Suppose that we were interested in predicting the number of species in a land with
area \( 2 \times 10^6 \) km^{2.} This would be an extrapolation, and extrapolations are generally unreliable, but here goes …

The procedure is essentially the same as before, but now we compute an estimated response from our model rather that estimated coefficients.

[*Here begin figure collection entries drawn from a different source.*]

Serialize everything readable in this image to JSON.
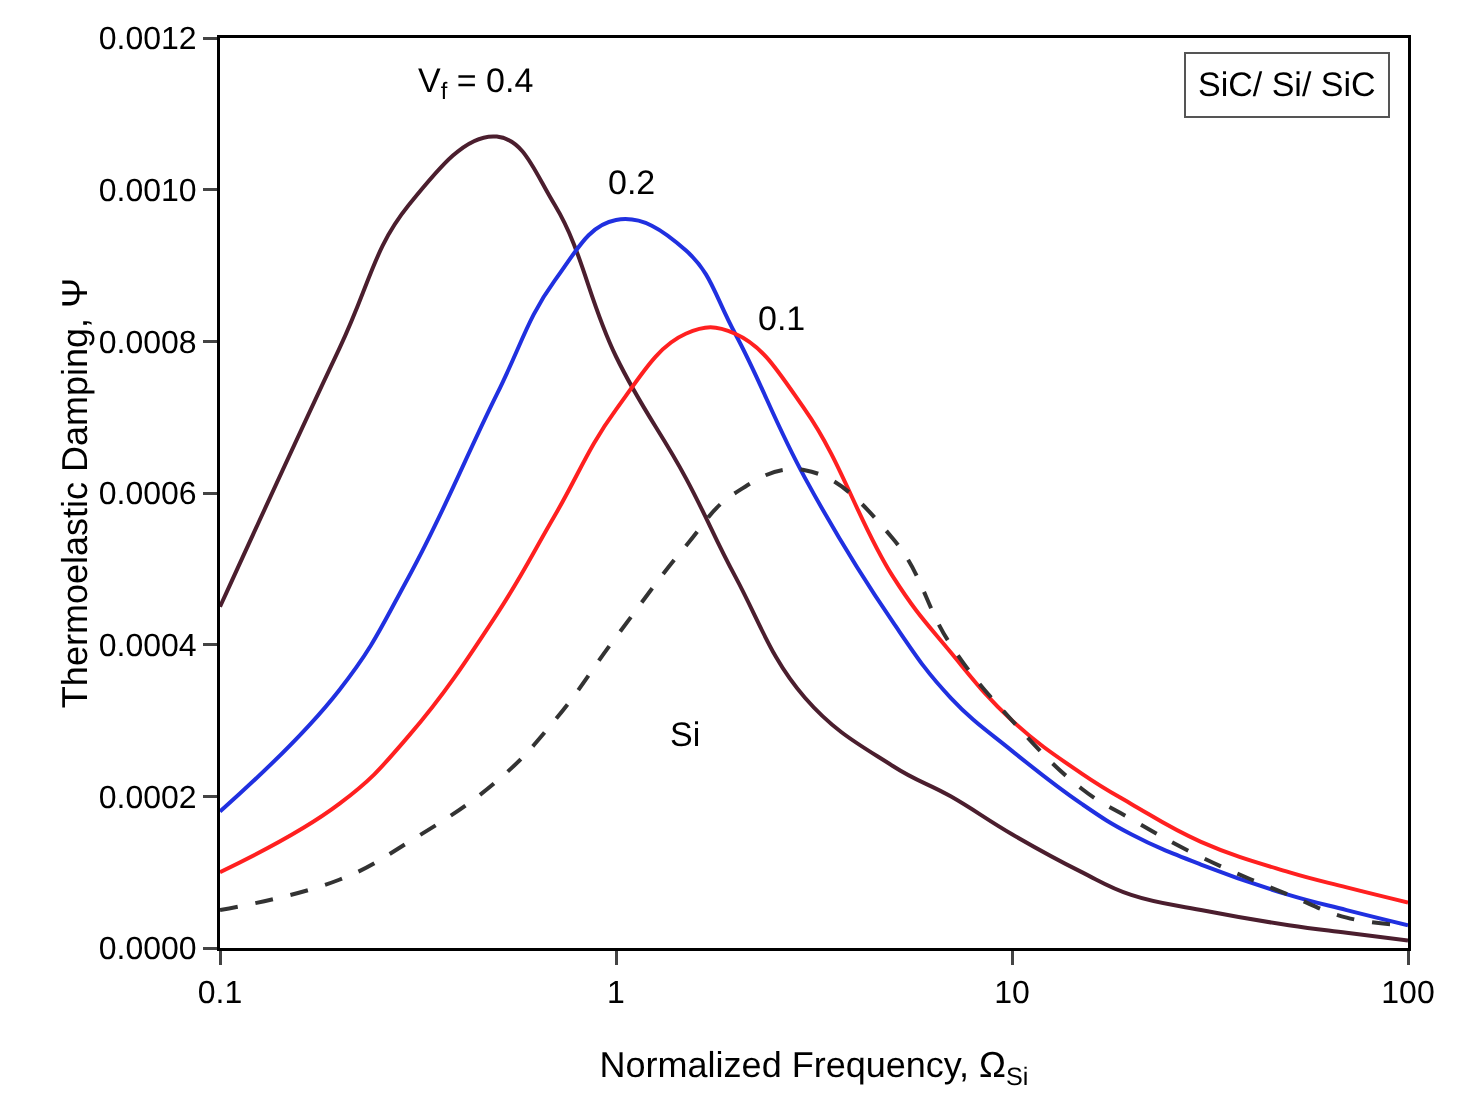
{
  "chart_data": {
    "type": "line",
    "xlabel": "Normalized Frequency, Ω$_{Si}$",
    "ylabel": "Thermoelastic Damping, Ψ",
    "log": "x",
    "grid": false,
    "legend": false,
    "marker": "none",
    "x": [
      0.1,
      0.2,
      0.3,
      0.5,
      0.7,
      1,
      1.5,
      2,
      3,
      5,
      7,
      10,
      15,
      20,
      30,
      50,
      70,
      100
    ],
    "xlim": [
      0.1,
      100
    ],
    "xticks": [
      0.1,
      1,
      10,
      100
    ],
    "ylim": [
      0,
      0.0012
    ],
    "yticks": [
      {
        "value": 0,
        "label": "0.0000"
      },
      {
        "value": 0.0002,
        "label": "0.0002"
      },
      {
        "value": 0.0004,
        "label": "0.0004"
      },
      {
        "value": 0.0006,
        "label": "0.0006"
      },
      {
        "value": 0.0008,
        "label": "0.0008"
      },
      {
        "value": 0.001,
        "label": "0.0010"
      },
      {
        "value": 0.0012,
        "label": "0.0012"
      }
    ],
    "series": [
      {
        "name": "V$_{f}$ = 0.4",
        "color": "#4b1e2e",
        "line_style": "solid",
        "values": [
          0.00045,
          0.00079,
          0.00098,
          0.00107,
          0.00098,
          0.00078,
          0.00062,
          0.00049,
          0.00033,
          0.00024,
          0.0002,
          0.00015,
          0.0001,
          7e-05,
          5e-05,
          3e-05,
          2e-05,
          1e-05
        ]
      },
      {
        "name": "0.2",
        "color": "#2030e0",
        "line_style": "solid",
        "values": [
          0.00018,
          0.00034,
          0.00049,
          0.00073,
          0.00088,
          0.00096,
          0.00092,
          0.00081,
          0.00062,
          0.00043,
          0.00033,
          0.00026,
          0.00019,
          0.00015,
          0.00011,
          7e-05,
          5e-05,
          3e-05
        ]
      },
      {
        "name": "0.1",
        "color": "#ff2020",
        "line_style": "solid",
        "values": [
          0.0001,
          0.00019,
          0.00028,
          0.00044,
          0.00057,
          0.00071,
          0.00081,
          0.00081,
          0.00071,
          0.00049,
          0.00039,
          0.0003,
          0.00023,
          0.00019,
          0.00014,
          0.0001,
          8e-05,
          6e-05
        ]
      },
      {
        "name": "Si",
        "color": "#333333",
        "line_style": "dashed",
        "values": [
          5e-05,
          9e-05,
          0.00014,
          0.00022,
          0.0003,
          0.00041,
          0.00053,
          0.0006,
          0.00063,
          0.00054,
          0.0004,
          0.0003,
          0.00021,
          0.00017,
          0.00012,
          7e-05,
          4e-05,
          3e-05
        ]
      }
    ],
    "annotations": [
      "SiC/ Si/ SiC"
    ]
  }
}
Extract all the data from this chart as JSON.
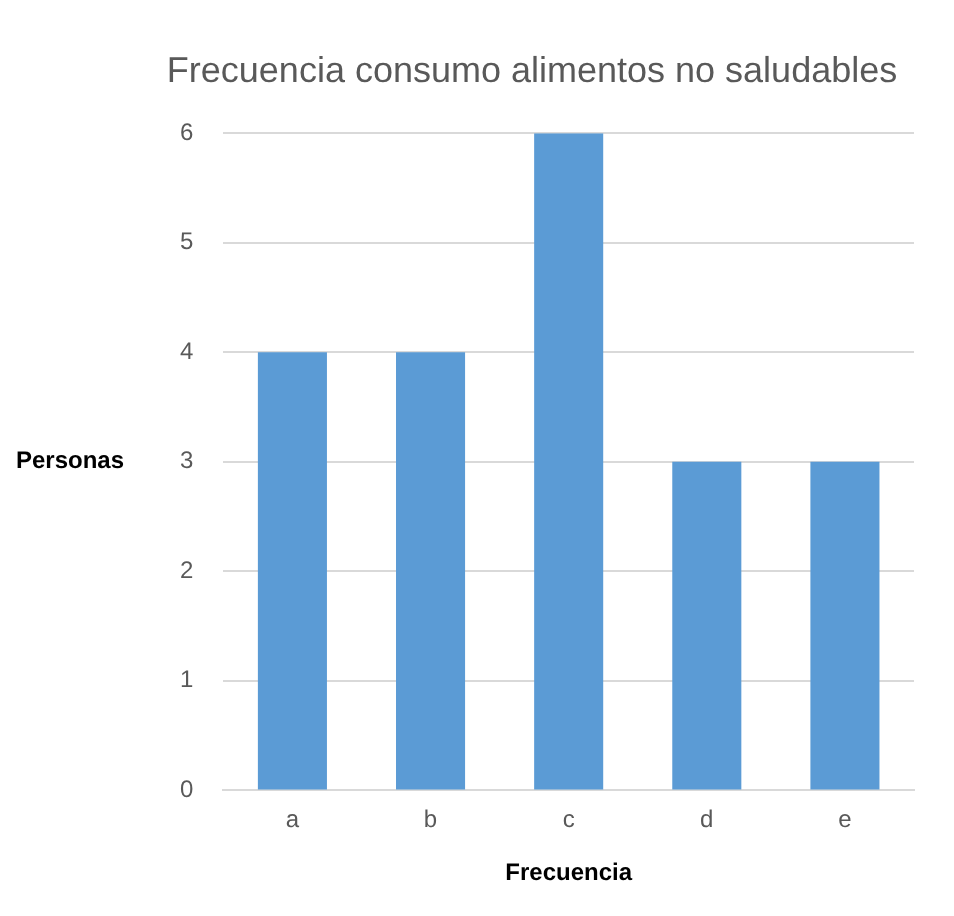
{
  "chart_data": {
    "type": "bar",
    "title": "Frecuencia consumo alimentos no saludables",
    "xlabel": "Frecuencia",
    "ylabel": "Personas",
    "categories": [
      "a",
      "b",
      "c",
      "d",
      "e"
    ],
    "values": [
      4,
      4,
      6,
      3,
      3
    ],
    "color": "#5b9bd5",
    "ylim": [
      0,
      6
    ],
    "yticks": [
      0,
      1,
      2,
      3,
      4,
      5,
      6
    ],
    "grid": "y"
  }
}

First we do this with our original data to get a **point estimate**, a single number that
is our best guess but does not reveal anything about its precision.

```
{ SpeciesModel = fitModel( Species ~ a*Area^b,
data=Species,
start=list(b=.5) )
SpeciesModel( Area=2e6 )
}
```

```
## [1] 169.8
```

Now we would like to get an interval estimate via resampling.

```
ResamplingDist2 = do(500)*
{ SpeciesModel = fitModel( Species ~ a*Area^b,
data=resample(Species),
start=list(b=.5) )
SpeciesModel(2e6)
}
```

Now we have a set of 500 resampling realizations.

```
densityplot( ~ result, data=ResamplingDist2)
```

To find the 95% confidence interval, use `confint`

.

```
confint(ResamplingDist2)
```

```
## name lower upper
## 1 result 135.9 198.3
```

Fit a model to data of your own choosing. Give point and interval estimates for the parameters of your model and for an estimated response produced by your model. You might like to return to Eyeballing Parameters for some exmple data sets and models.